Tarih, 1991 yılının bahar ayları. Birinci Körfez Savaşının sona erdiği günler. Gazetemizin merkez binası henüz Cağaloğlu'nda.
Bir gün, vakit ikindi sonrası; yani akşam üzeri. Normal mesai saati bitmiş, ancak bizim o günkü işimiz henüz bitmemişti. Çalışmaya devam ediyoruz. Aynı zamanda, tek başına kalmışız ve gelen telefonlara da bakmak durumundayız.
Gazete binasından ayrılmak ve eve gitmek üzere son hazırlıkları yapıyorduk ki, tam o esnada bir telefon daha geldi. Arayan kişi, kırık bir Türkçe ile konuşuyordu. Belli ki, yabancı biriydi. Kendisini daha bir dikkatlice dinleme ihtiyacını hissettim.
Telefondaki sesin sahibi, kendini şu şekilde tanıttı: "İyi akşamlar. Benim adım Biyon. Aslen İsveçliyim. İstanbul İkitelli'de Sabah–atv medya grubunda çalışıyorum. Burada tercümanlık (Türkçe–İngilizce) yapıyorum. Sizden bir konuda yardımcı olmanızı istiyorum.
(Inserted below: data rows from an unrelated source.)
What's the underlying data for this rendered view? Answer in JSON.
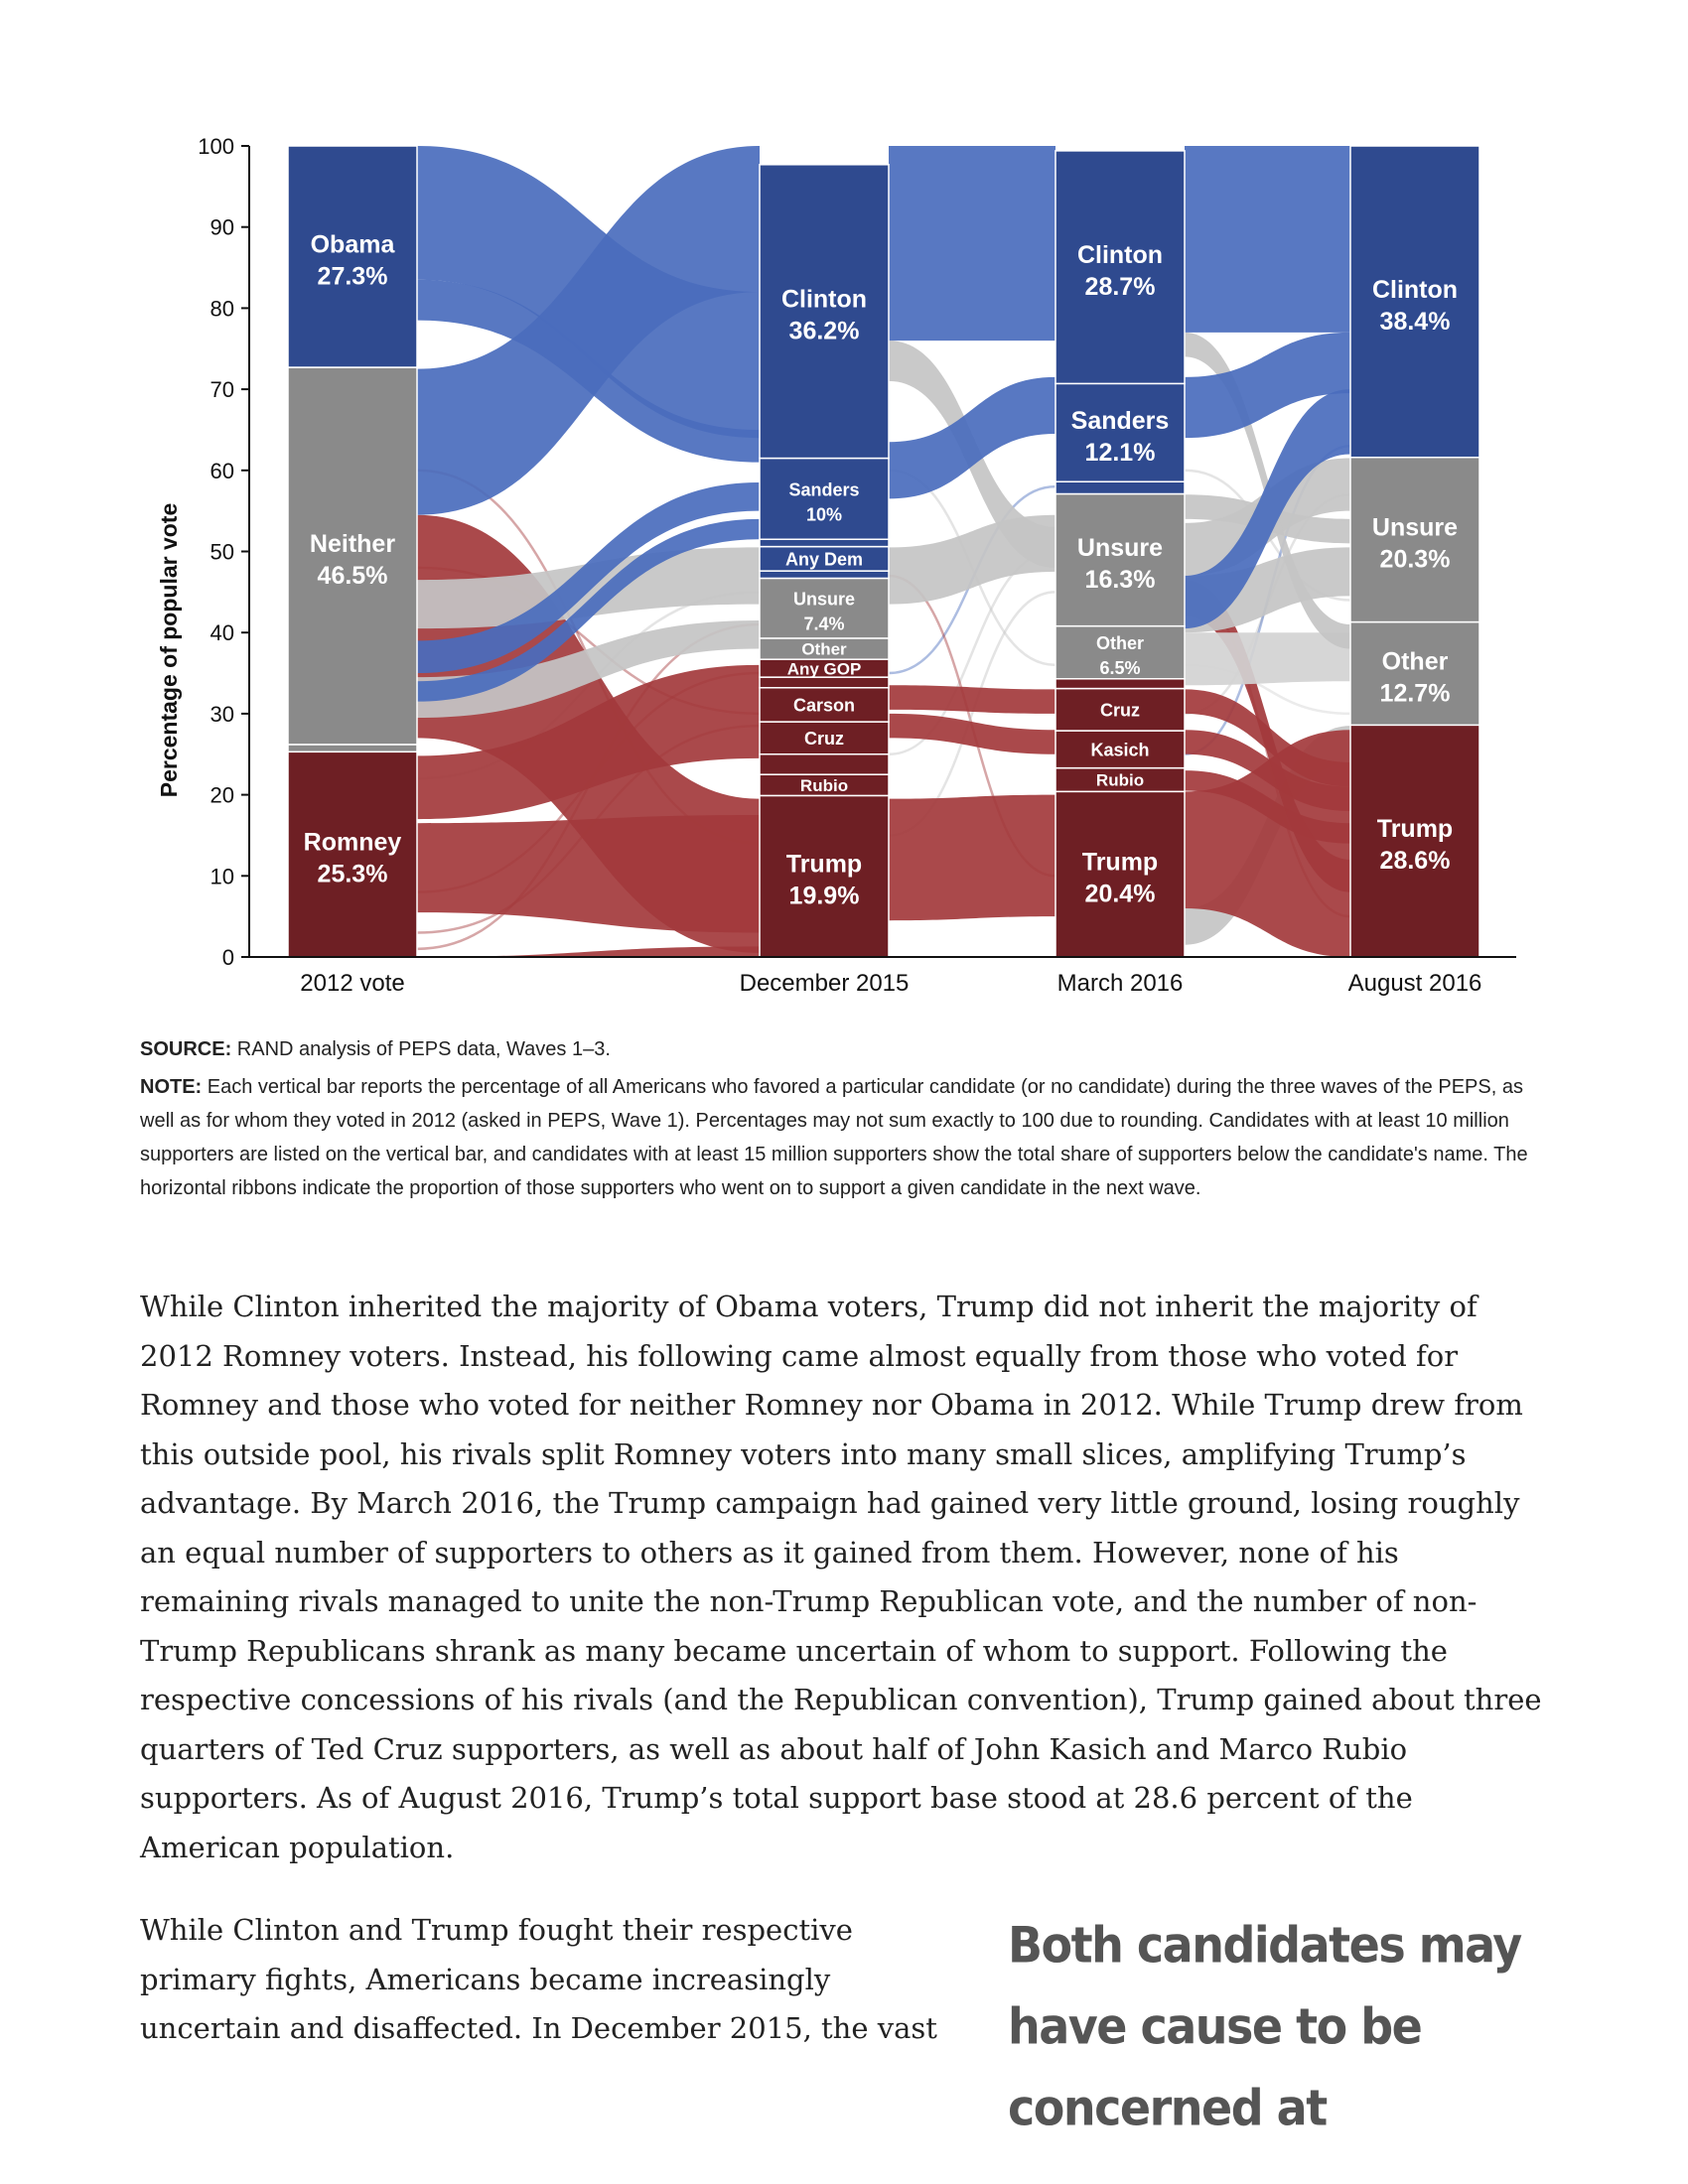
{
  "chart_data": {
    "type": "alluvial",
    "title": "",
    "ylabel": "Percentage of popular vote",
    "ylim": [
      0,
      100
    ],
    "yticks": [
      0,
      10,
      20,
      30,
      40,
      50,
      60,
      70,
      80,
      90,
      100
    ],
    "waves": [
      {
        "name": "2012 vote",
        "segments": [
          {
            "name": "Romney",
            "value": 25.3,
            "pct": "25.3%",
            "party": "rep"
          },
          {
            "name": "",
            "value": 0.9,
            "party": "other"
          },
          {
            "name": "Neither",
            "value": 46.5,
            "pct": "46.5%",
            "party": "unsure"
          },
          {
            "name": "Obama",
            "value": 27.3,
            "pct": "27.3%",
            "party": "dem"
          }
        ]
      },
      {
        "name": "December 2015",
        "segments": [
          {
            "name": "Trump",
            "value": 19.9,
            "pct": "19.9%",
            "party": "rep"
          },
          {
            "name": "Rubio",
            "value": 2.6,
            "party": "rep"
          },
          {
            "name": "",
            "value": 2.5,
            "party": "rep"
          },
          {
            "name": "Cruz",
            "value": 4.0,
            "party": "rep"
          },
          {
            "name": "Carson",
            "value": 4.2,
            "party": "rep"
          },
          {
            "name": "",
            "value": 1.3,
            "party": "rep"
          },
          {
            "name": "Any GOP",
            "value": 2.2,
            "party": "rep"
          },
          {
            "name": "Other",
            "value": 2.6,
            "party": "other"
          },
          {
            "name": "Unsure",
            "value": 7.4,
            "pct": "7.4%",
            "party": "unsure"
          },
          {
            "name": "",
            "value": 0.9,
            "party": "dem"
          },
          {
            "name": "Any Dem",
            "value": 3.0,
            "party": "dem"
          },
          {
            "name": "",
            "value": 0.9,
            "party": "dem"
          },
          {
            "name": "Sanders",
            "value": 10,
            "pct": "10%",
            "party": "dem"
          },
          {
            "name": "Clinton",
            "value": 36.2,
            "pct": "36.2%",
            "party": "dem"
          }
        ]
      },
      {
        "name": "March 2016",
        "segments": [
          {
            "name": "Trump",
            "value": 20.4,
            "pct": "20.4%",
            "party": "rep"
          },
          {
            "name": "Rubio",
            "value": 2.9,
            "party": "rep"
          },
          {
            "name": "Kasich",
            "value": 4.6,
            "party": "rep"
          },
          {
            "name": "Cruz",
            "value": 5.2,
            "party": "rep"
          },
          {
            "name": "",
            "value": 1.2,
            "party": "rep"
          },
          {
            "name": "Other",
            "value": 6.5,
            "pct": "6.5%",
            "party": "other"
          },
          {
            "name": "Unsure",
            "value": 16.3,
            "pct": "16.3%",
            "party": "unsure"
          },
          {
            "name": "",
            "value": 1.5,
            "party": "dem"
          },
          {
            "name": "Sanders",
            "value": 12.1,
            "pct": "12.1%",
            "party": "dem"
          },
          {
            "name": "Clinton",
            "value": 28.7,
            "pct": "28.7%",
            "party": "dem"
          }
        ]
      },
      {
        "name": "August 2016",
        "segments": [
          {
            "name": "Trump",
            "value": 28.6,
            "pct": "28.6%",
            "party": "rep"
          },
          {
            "name": "Other",
            "value": 12.7,
            "pct": "12.7%",
            "party": "other"
          },
          {
            "name": "Unsure",
            "value": 20.3,
            "pct": "20.3%",
            "party": "unsure"
          },
          {
            "name": "Clinton",
            "value": 38.4,
            "pct": "38.4%",
            "party": "dem"
          }
        ]
      }
    ],
    "ribbons": [
      {
        "from": [
          0,
          0,
          0
        ],
        "to": [
          1,
          0,
          1.3
        ],
        "party": "rep"
      },
      {
        "from": [
          0,
          5.5,
          16.5
        ],
        "to": [
          1,
          3.0,
          17.5
        ],
        "party": "rep"
      },
      {
        "from": [
          0,
          17.0,
          24.8
        ],
        "to": [
          1,
          24.5,
          36.0
        ],
        "party": "rep"
      },
      {
        "from": [
          0,
          27.0,
          54.5
        ],
        "to": [
          1,
          0.5,
          19.5
        ],
        "party": "rep"
      },
      {
        "from": [
          0,
          29.5,
          34.5
        ],
        "to": [
          1,
          38.0,
          41.5
        ],
        "party": "unsure"
      },
      {
        "from": [
          0,
          40.5,
          46.5
        ],
        "to": [
          1,
          43.5,
          50.5
        ],
        "party": "unsure"
      },
      {
        "from": [
          0,
          31.5,
          34.0
        ],
        "to": [
          1,
          51.5,
          54.0
        ],
        "party": "dem"
      },
      {
        "from": [
          0,
          35.0,
          39.0
        ],
        "to": [
          1,
          55.0,
          58.5
        ],
        "party": "dem"
      },
      {
        "from": [
          0,
          54.5,
          72.5
        ],
        "to": [
          1,
          82.0,
          100
        ],
        "party": "dem"
      },
      {
        "from": [
          0,
          78.5,
          83.5
        ],
        "to": [
          1,
          61.0,
          65.0
        ],
        "party": "dem"
      },
      {
        "from": [
          0,
          83.5,
          100
        ],
        "to": [
          1,
          64.0,
          82.0
        ],
        "party": "dem"
      },
      {
        "from": [
          1,
          4.5,
          19.5
        ],
        "to": [
          2,
          5.0,
          20.0
        ],
        "party": "rep"
      },
      {
        "from": [
          1,
          27.0,
          30.0
        ],
        "to": [
          2,
          25.0,
          28.0
        ],
        "party": "rep"
      },
      {
        "from": [
          1,
          30.5,
          33.5
        ],
        "to": [
          2,
          30.0,
          33.0
        ],
        "party": "rep"
      },
      {
        "from": [
          1,
          43.5,
          50.5
        ],
        "to": [
          2,
          47.5,
          54.5
        ],
        "party": "unsure"
      },
      {
        "from": [
          1,
          71.0,
          76.0
        ],
        "to": [
          2,
          48.0,
          53.0
        ],
        "party": "unsure"
      },
      {
        "from": [
          1,
          56.5,
          63.5
        ],
        "to": [
          2,
          64.5,
          71.5
        ],
        "party": "dem"
      },
      {
        "from": [
          1,
          76.0,
          100
        ],
        "to": [
          2,
          76.0,
          100
        ],
        "party": "dem"
      },
      {
        "from": [
          2,
          1.5,
          6.0
        ],
        "to": [
          3,
          24.0,
          28.5
        ],
        "party": "unsure"
      },
      {
        "from": [
          2,
          6.0,
          20.4
        ],
        "to": [
          3,
          0,
          28.0
        ],
        "party": "rep"
      },
      {
        "from": [
          2,
          20.5,
          23.0
        ],
        "to": [
          3,
          14.0,
          16.5
        ],
        "party": "rep"
      },
      {
        "from": [
          2,
          25.0,
          28.0
        ],
        "to": [
          3,
          18.0,
          21.0
        ],
        "party": "rep"
      },
      {
        "from": [
          2,
          30.0,
          33.0
        ],
        "to": [
          3,
          21.0,
          24.0
        ],
        "party": "rep"
      },
      {
        "from": [
          2,
          42.0,
          46.5
        ],
        "to": [
          3,
          8.0,
          12.0
        ],
        "party": "rep"
      },
      {
        "from": [
          2,
          33.5,
          40.0
        ],
        "to": [
          3,
          34.0,
          40.0
        ],
        "party": "other"
      },
      {
        "from": [
          2,
          40.0,
          47.0
        ],
        "to": [
          3,
          44.5,
          50.5
        ],
        "party": "unsure"
      },
      {
        "from": [
          2,
          47.0,
          53.5
        ],
        "to": [
          3,
          55.0,
          61.5
        ],
        "party": "unsure"
      },
      {
        "from": [
          2,
          54.0,
          57.0
        ],
        "to": [
          3,
          51.0,
          54.0
        ],
        "party": "unsure"
      },
      {
        "from": [
          2,
          74.0,
          77.0
        ],
        "to": [
          3,
          38.0,
          41.0
        ],
        "party": "unsure"
      },
      {
        "from": [
          2,
          40.5,
          47.0
        ],
        "to": [
          3,
          62.0,
          70.0
        ],
        "party": "dem"
      },
      {
        "from": [
          2,
          64.0,
          71.5
        ],
        "to": [
          3,
          69.5,
          77.0
        ],
        "party": "dem"
      },
      {
        "from": [
          2,
          77.0,
          100
        ],
        "to": [
          3,
          77.0,
          100
        ],
        "party": "dem"
      }
    ],
    "colors": {
      "dem": "#2f4a8f",
      "dem_ribbon": "#4a6cbd",
      "rep": "#6e1f24",
      "rep_ribbon": "#a33a3c",
      "unsure": "#8a8a8a",
      "unsure_ribbon": "#c4c4c4",
      "other": "#8a8a8a",
      "other_ribbon": "#d2d2d2"
    },
    "grid": false,
    "legend": "none"
  },
  "notes": {
    "source_label": "SOURCE:",
    "source_text": " RAND analysis of PEPS data, Waves 1–3.",
    "note_label": "NOTE:",
    "note_text": " Each vertical bar reports the percentage of all Americans who favored a particular candidate (or no candidate) during the three waves of the PEPS, as well as for whom they voted in 2012 (asked in PEPS, Wave 1). Percentages may not sum exactly to 100 due to rounding. Candidates with at least 10 million supporters are listed on the vertical bar, and candidates with at least 15 million supporters show the total share of supporters below the candidate's name. The horizontal ribbons indicate the proportion of those supporters who went on to support a given candidate in the next wave."
  },
  "article": {
    "paragraph1": "While Clinton inherited the majority of Obama voters, Trump did not inherit the majority of 2012 Romney voters. Instead, his following came almost equally from those who voted for Romney and those who voted for neither Romney nor Obama in 2012. While Trump drew from this outside pool, his rivals split Romney voters into many small slices, amplifying Trump’s advantage. By March 2016, the Trump campaign had gained very little ground, losing roughly an equal number of supporters to others as it gained from them. However, none of his remaining rivals managed to unite the non-Trump Republican vote, and the number of non-Trump Republicans shrank as many became uncertain of whom to support. Following the respective concessions of his rivals (and the Republican convention), Trump gained about three quarters of Ted Cruz supporters, as well as about half of John Kasich and Marco Rubio supporters. As of August 2016, Trump’s total support base stood at 28.6 percent of the American population.",
    "paragraph2": "While Clinton and Trump fought their respective primary fights, Americans became increasingly uncertain and disaffected. In December 2015, the vast",
    "pull_quote": "Both candidates may have cause to be concerned at"
  }
}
Onun için aradım."
Kendini bu şekilde tanıtan ve bir talebi olduğunu ifade eden İsveçli Biyon (Bijon) ile aramızda şu konuşma geçti:
MLS: Sayın Biyon, size nasıl yardımcı olabilirim acaba?
Biyon: Efendim, ben epey zamandır takip ettiğim gazetenizin bir değerli yazarıyla şahsen gelip görüşmek, tanışmak istiyorum. 2. sayfada yazıyor, ismi Bediüzzaman Said Nursî. (Üstad'ı hayatta biliyor...)
MLS: Said Nursî mi dediniz?
Biyon: Evet, evet o; Nursî dedim. Kendisiyle görüşüp–tanışmak için, bana yardımcı olabilir misiniz? Daha doğrusu bir randevu sağlayabilir misiniz?
MLS: Sayın Biyon. Ben size yardımcı olmaya çalışırım da... Ama, doğrusu merak ettim, niçin özellikle Bediüzzaman? Hani, gazetemizin başka yazarları da var. Bunların arasında Bediüzzaman'ı tercih etmenizin özel bir sebebi mi var?
Biyon: Özel bir sebebi var elbette. Anlatayım... En baştan anlatayım, izninizle.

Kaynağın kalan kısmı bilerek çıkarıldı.